Todas estas atividades, tanto da construção da ferrovia, como da exploração extrativista daquela região, o que como já visto anteriormente, causou a expulsão daqueles que ali estavam estabelecidos no caminho dos tropeiros em viagem do Rio Grande do Sul à Paraná e São Paulo, mas que tiveram suas terras como terras inabitadas. Estas mudanças ocasionaram um violento e intenso processo de expulsão de posseiros e a resistência a esse processo, baseada no Costume e numa concepção de justiça fortemente defendida por aqueles caboclos, que foram assim, aspectos essenciais para entendermos a adesão de milhares de pessoas aos redutos e cidades santas no Contestado. Carvalho sobre as lutas enfrentadas pelos caboclos nos mostra o seguinte:

Para a região do Contestado, a “saída” encontrada para estas duas necessidades foi a expulsão de pequenos posseiros, há muito presentes na região e a instalação de importantes projetos de colonização, especialmente européia. Assim, mesmo que as legislações estaduais estivessem se constituindo de forma a adotar uma postura liberal em relação às posses, a especificidade do planalto catarinense exigiu a efetiva regularização da propriedade da terra, o que gerou conflitos intraclasse dominante, mas também entre estes e os caboclos. (2002, p. 9)
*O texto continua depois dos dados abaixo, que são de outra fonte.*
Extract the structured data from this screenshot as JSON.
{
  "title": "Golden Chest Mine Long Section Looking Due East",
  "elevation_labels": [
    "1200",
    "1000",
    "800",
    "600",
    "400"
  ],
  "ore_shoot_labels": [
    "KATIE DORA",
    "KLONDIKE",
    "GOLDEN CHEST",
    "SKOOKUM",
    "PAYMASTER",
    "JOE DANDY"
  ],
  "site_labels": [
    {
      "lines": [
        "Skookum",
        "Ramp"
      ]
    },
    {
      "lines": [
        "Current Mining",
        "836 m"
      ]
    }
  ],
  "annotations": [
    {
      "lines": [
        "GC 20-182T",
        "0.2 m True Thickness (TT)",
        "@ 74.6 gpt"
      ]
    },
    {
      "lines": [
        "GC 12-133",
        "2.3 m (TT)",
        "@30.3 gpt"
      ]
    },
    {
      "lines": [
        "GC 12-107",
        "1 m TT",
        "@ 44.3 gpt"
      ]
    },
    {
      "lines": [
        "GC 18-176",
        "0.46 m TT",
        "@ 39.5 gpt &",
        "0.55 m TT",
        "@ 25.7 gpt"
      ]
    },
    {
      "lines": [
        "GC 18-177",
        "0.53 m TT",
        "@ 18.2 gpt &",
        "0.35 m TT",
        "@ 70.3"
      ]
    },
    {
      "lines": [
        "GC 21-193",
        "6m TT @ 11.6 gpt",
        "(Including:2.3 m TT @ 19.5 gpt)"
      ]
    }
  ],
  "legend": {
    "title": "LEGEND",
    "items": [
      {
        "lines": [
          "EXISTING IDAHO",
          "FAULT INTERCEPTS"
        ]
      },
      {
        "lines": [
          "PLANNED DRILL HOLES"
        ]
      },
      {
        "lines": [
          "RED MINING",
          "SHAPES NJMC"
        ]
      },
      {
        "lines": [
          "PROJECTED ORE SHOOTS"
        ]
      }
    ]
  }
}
O conflito arrastou-se até o ano de 1916, quando em 20 de outubro deste ano, por meio do “Acordo de Limites” assinado pelo governador de Santa Catarina – Felipe Schimidt e pelo governador do Paraná – Afonso Camargo, sendo o encontro mediado pelo Presidente da República Wenceslau Brás, no Palácio do Catete no Rio de Janeiro, sendo que, este acordo já havia sido homologado pelo Congresso Nacional e sancionado pelo Decreto no. 3.304, de 03 de agosto daquele ano.

Com o encerramento da Guerra do Contestado, com a morte de seus líderes, os que não foram mortos, permaneceram naquelas terras e agora, estavam sem liderança e sem esperança quanto ao futuro. Não havia mais o sonho do “Novo Reino” e com isso, os errantes permaneceram na vida de conflitos com os imigrantes, inclusive com àqueles que se instalaram na região de Ipoméia. Estes conflitos estenderam-se até a década de 20.

É nesse contexto de história da imigração alemã, que chegará a terras brasileiras, a família que irá proporcionar o início da história da “A Igreja de Jesus Cristo dos Santos dos últimos Dias”. Contexto não apenas de crescimento e expansão, mas contexto de lutas e de conflitos armados conforme vemos abaixo (figura 9). Havia também, crises com relações aos conflitos mundiais, 1ª e 2ª Guerras Mundiais, quanto às crises vividas pelos colonos, pela luta de posse da terra, pela luta armada em prol de um momento apocalíptico e da origem tanto dos chamados evangélicos quanto do catolicismo, demonstrado tanto pelos alemães quanto pelas outras etnias que aqui chegaram bem como as implicações da transição do período das Repúblicas (velha e nova República).